From the midday news it was the reminder that as we reach the peak season for tax preparation and refunds, the scammers and identity thieves are also swinging into high gear. What is interesting in this story is that most of the scams involve no sophisticated digital compromise and are well executed social engineering hacks where factors of authentication, that is the things you know, the things you are, and sometimes the things you have, are siphoned during a seemingly innocent conversation.
Then, at the end of the day a story from Australia, where at least four of the major national banks had all reported major data breaches via malware that superimposes bogus login screens on Android devices to capture credentials. The catch in this story is that:
“Along with stealing login details, the malware can also intercept two-factor authentication codes sent to the phone via SMS — forwarding the code to hackers while hiding it from the owner of the phone. With access to this information, thieves can bypass a bank’s security measures to log into the victims’ online banking account from anywhere in the world and transfer funds.” — Adam Turner, Sydney Morning Herald
This interception, often referred to as a man in the middle attack, is the Achilles Heel of our current generation of secure authentication protocols.

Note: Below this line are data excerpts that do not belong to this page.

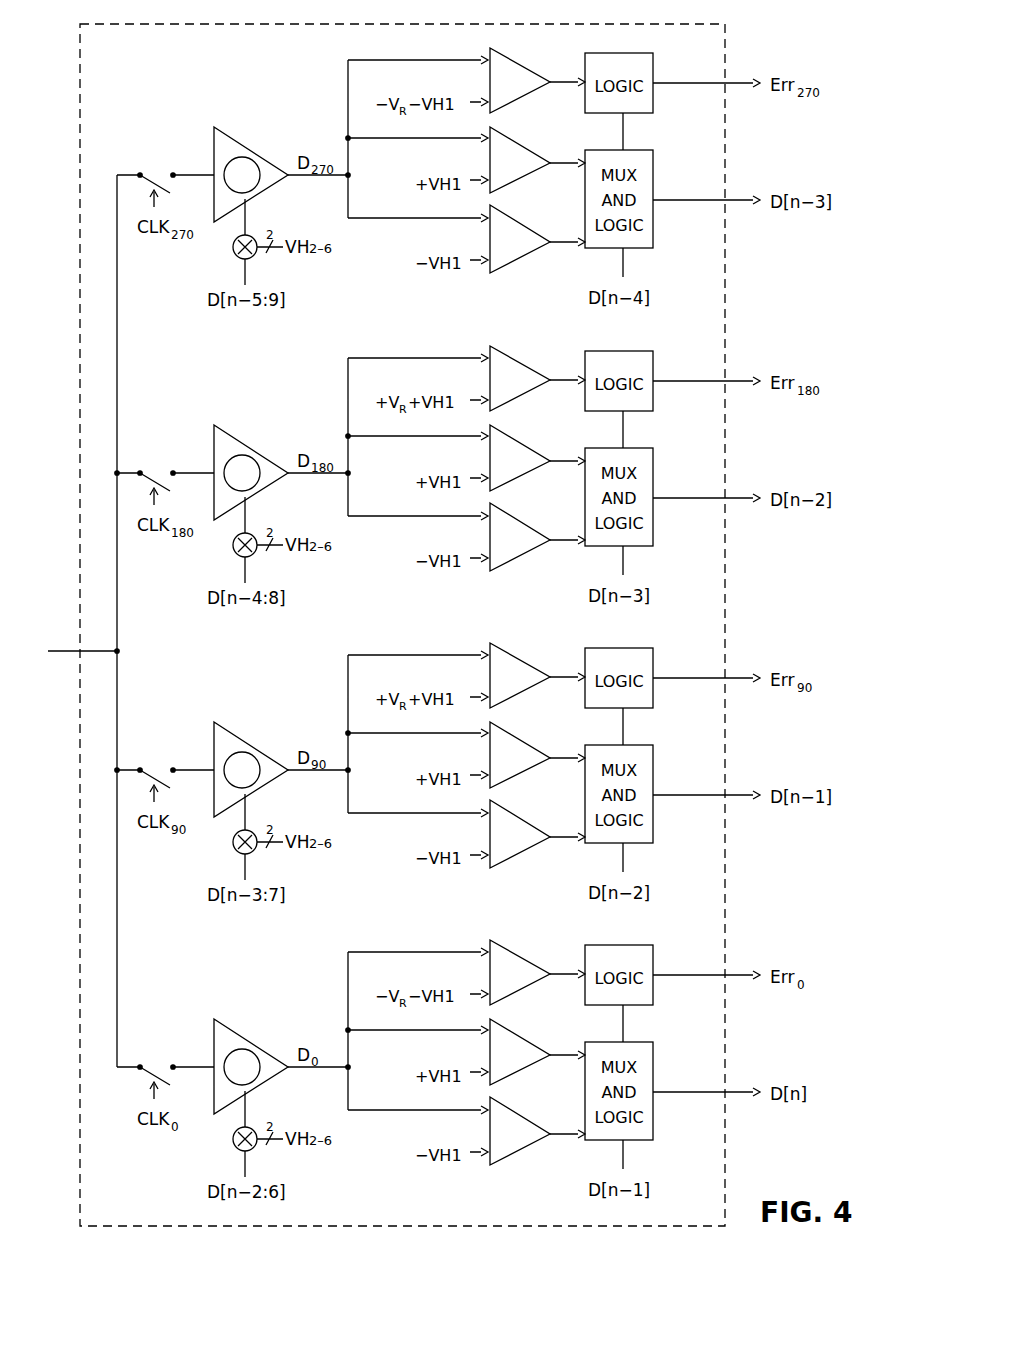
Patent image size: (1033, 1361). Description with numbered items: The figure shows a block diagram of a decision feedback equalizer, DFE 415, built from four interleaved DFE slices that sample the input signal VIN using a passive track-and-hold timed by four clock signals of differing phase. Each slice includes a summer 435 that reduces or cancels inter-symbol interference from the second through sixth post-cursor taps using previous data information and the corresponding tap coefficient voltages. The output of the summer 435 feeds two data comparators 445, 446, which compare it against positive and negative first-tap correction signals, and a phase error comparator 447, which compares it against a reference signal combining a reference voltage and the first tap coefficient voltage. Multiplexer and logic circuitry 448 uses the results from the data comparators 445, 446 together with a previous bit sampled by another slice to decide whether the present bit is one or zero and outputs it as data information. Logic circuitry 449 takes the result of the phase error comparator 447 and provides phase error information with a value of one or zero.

The decision feedback equalizer (DFE) 415 is at (106, 23).
The summer 435 is at (253, 152).
The data comparator 445 is at (524, 174).
The data comparator 446 is at (524, 253).
The phase error comparator 447 is at (524, 93).
The multiplexer and logic circuitry 448 is at (655, 171).
The logic circuitry 449 is at (655, 73).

So, what can be done? As I see it we could keep on adding more factors of authentication that continue to place the burden on overwhelmed end users and don’t stop attacks, but simply slow the attackers down. The catch here is that as well as only slowing the attackers down, enterprises are slowing their employees and customers down reducing productivity and profitability. As is well known in the data security industry, while end users value their security, especially on paper, they value their convenient access far more in practice.
What we need to see implemented at personal and enterprise level are the next generation of secure authentication tools, ones that obfuscate credentials away from the user’s knowledge and then orchestrate the authentication flow away from malicious actors and take authentication out of band. But let’s make sure that these solutions also work with human nature, rather than against it to put a nail in the coffin of the greatest security vulnerabilities – the weak password and the reused password – once and for all.